Enhanced Energy Delivery in Electric Vehicle Charging Scheduling via Metaheuristic Approaches

Electric vehicle (EV) adoption is rapidly increasing, intensifying pressure on existing charging infrastructures and making the allocation of limited station capacity a critical scheduling problem. In the EV charging scheduling problem, heuristic and hybrid metaheuristic approaches aim to minimize non-delivered energy using discrete-time formulations where each vehicle-charger pair occupies an integer number of time slots. This modeling choice imposes an unavoidable lower bound on non-delivered energy when requested energies are misaligned with single time slot energy delivery, regardless of available infrastructure capacity. Consequently, physically feasible schedules satisfying all energy requests may exist for practically relevant instances, yet state-of-the-art methods using this formulation cannot construct such optimal schedules, distorting the assessment of smart-charging strategies. To remove this artifact, the paper introduces a refined mixed-integer linear programming (MILP) formulation that permits fractional use of the final charging slot for each vehicle-charger pair, eliminating discretization-induced energy losses while preserving a standard time-indexed structure.
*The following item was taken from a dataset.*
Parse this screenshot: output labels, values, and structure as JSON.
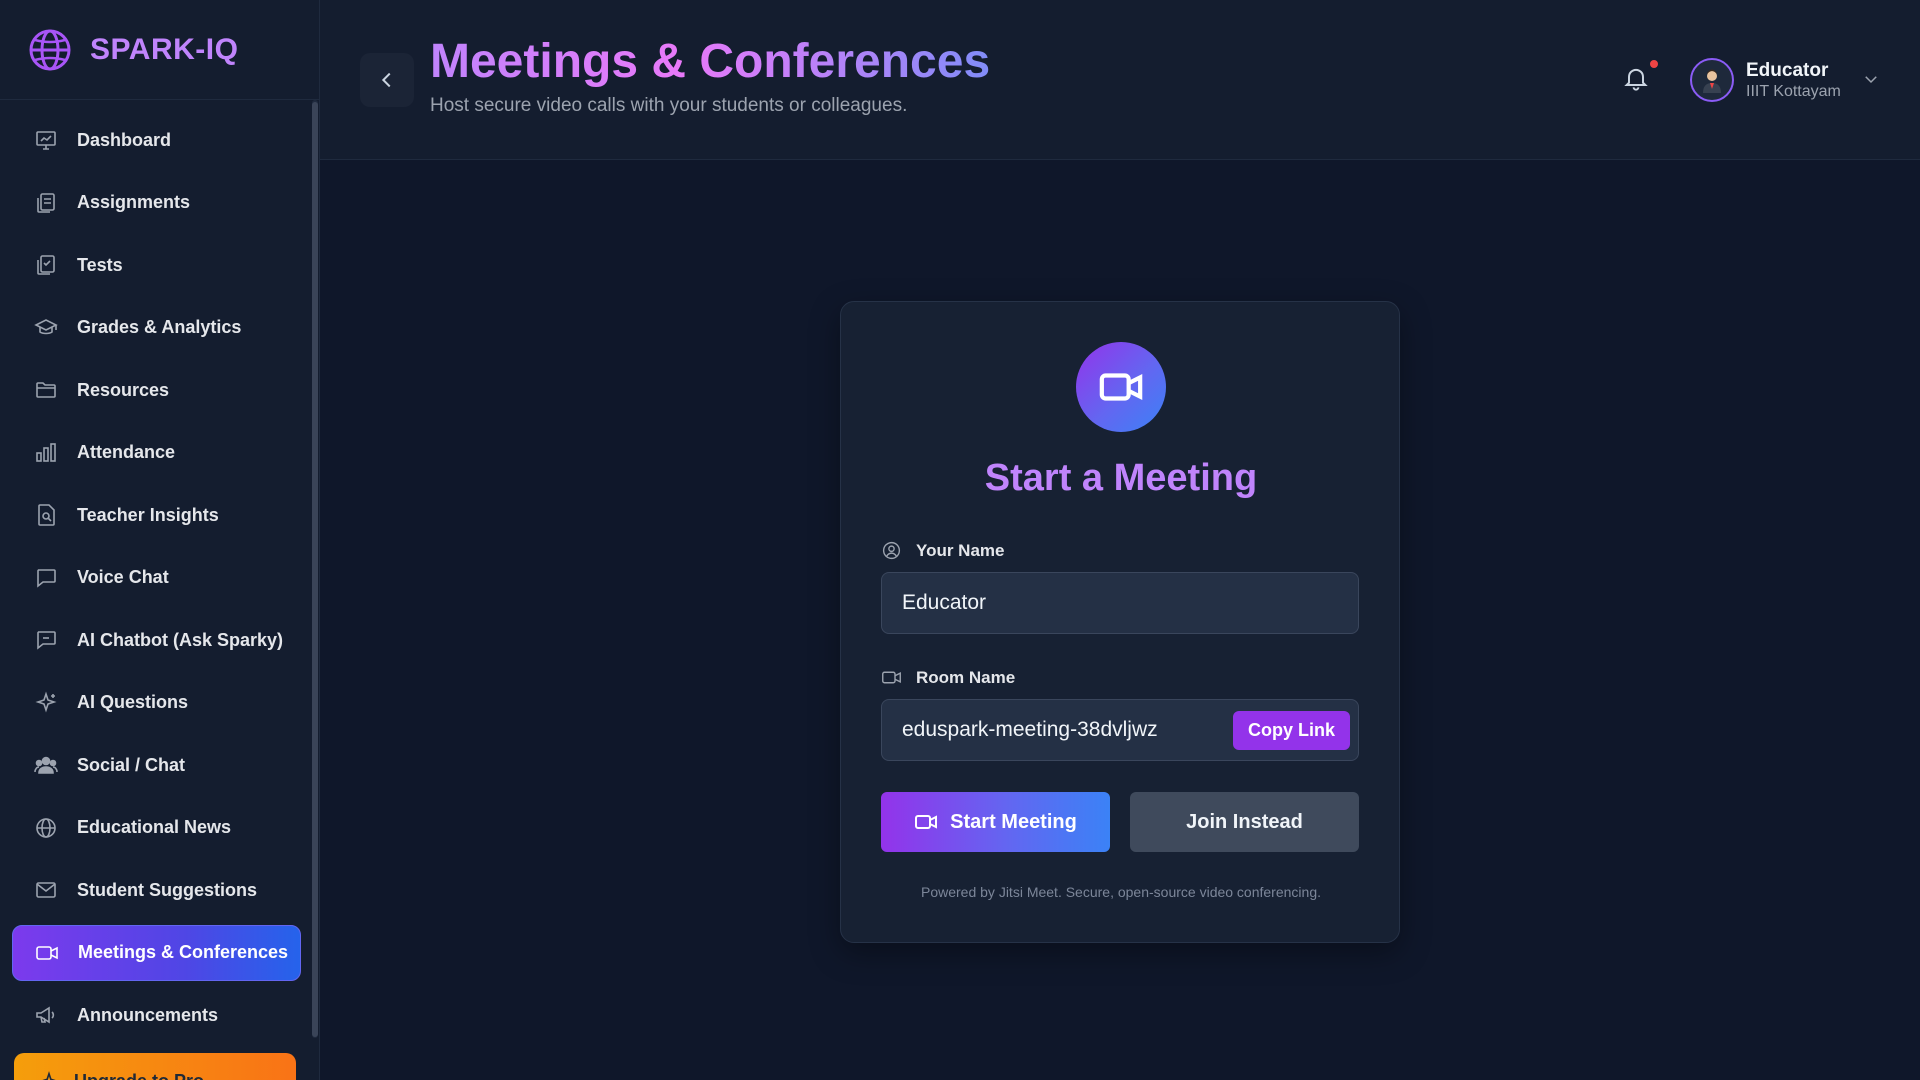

Given the NP-hardness of the underlying problem, three customized metaheuristics—Genetic Algorithm (GA), Grey Wolf Optimizer (GWO), and Cuckoo Search Algorithm (CSA)—are developed using a dedicated schedule encoding, a stochastic insertion heuristic for constructing and repairing feasible schedules, and perturbation and generalized crossover operators that maintain feasibility throughout the search. Extensive computational experiments on large-scale instances derived from the ACN-Data dataset and benchmark sets from the literature show that CSA consistently achieves the highest delivered-energy ratios, statistically outperforms GA and GWO, and improves average delivered energy by up to 89.45% over recent state-of-the-art methods without significant additional computational overhead.